Alors que Donald Trump remet sur le devant de la scène son projet d'acquisition du Groenland, territoire stratégique sous souveraineté danoise, la réaction des Américains s'avère majoritairement négative. Selon un récent sondage CNN, seuls 26 % des citoyens soutiennent une politique expansionniste en hémisphère occidental. Cette hostilité est d'autant plus marquée lorsqu'il s'agit du Groenland, avec 69 % des sondés s'opposant fermement à une prise de contrôle par la force.
Les préoccupations économiques actuelles, notamment l'inflation et le coût de la vie, semblent peser lourd sur l’opinion publique.
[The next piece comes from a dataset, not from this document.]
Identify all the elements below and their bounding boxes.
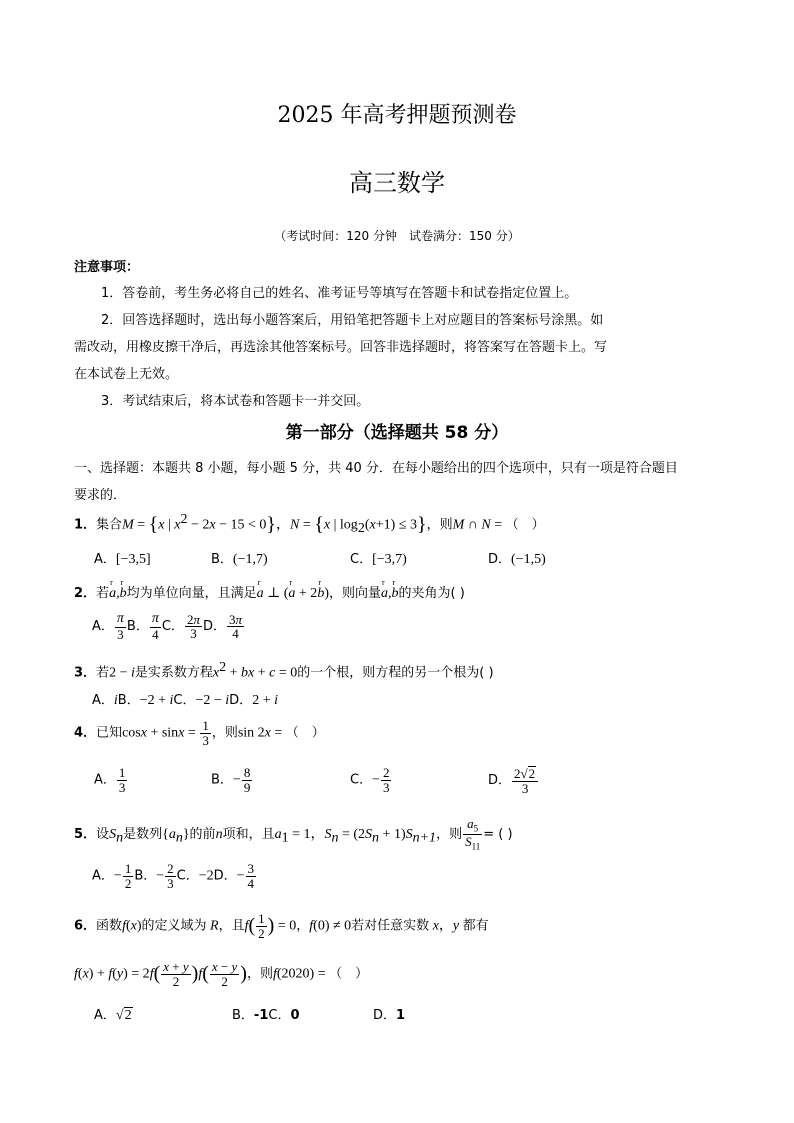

En effet, un sondage de CBS News révèle que 75 % des Américains estiment que l'administration Trump devrait se concentrer davantage sur la réduction des prix, et non sur des ambitions territoriales claires.
Les principaux dirigeants républicains, tels que Mike Johnson et John Thune, ont également désavoué l'idée d'une intervention militaire, la qualifiant d'« inappropriée » et précisant qu’ils ne considèrent pas cette option sérieusement. Ces déclarations contrastent avec la position de la Maison-Blanche, qui insiste sur l'importance de cette démarche pour la sécurité nationale des États-Unis. Karoline Leavitt, porte-parole de la Maison-Blanche, a affirmé que l'acquisition du Groenland demeurait une priorité et qu'une intervention militaire n'était pas écartée.
Les voix s'élèvent même parmi les membres du Congrès pour restreindre toute action militaire unilatérale, à l'image du sénateur démocrate Tim Kaine, qui envisage de soumettre une résolution sur cette question.
Dans un contexte où la majorité des Américains semblent désintéressés par cette vision expansionniste de Trump, l'avenir des ambitions groenlandaises du président américain demeure incertain. Les détracteurs avancent que l'engagement militaire et politique à l'étranger devrait être remplacé par des efforts pour résoudre les problèmes internes aux États-Unis.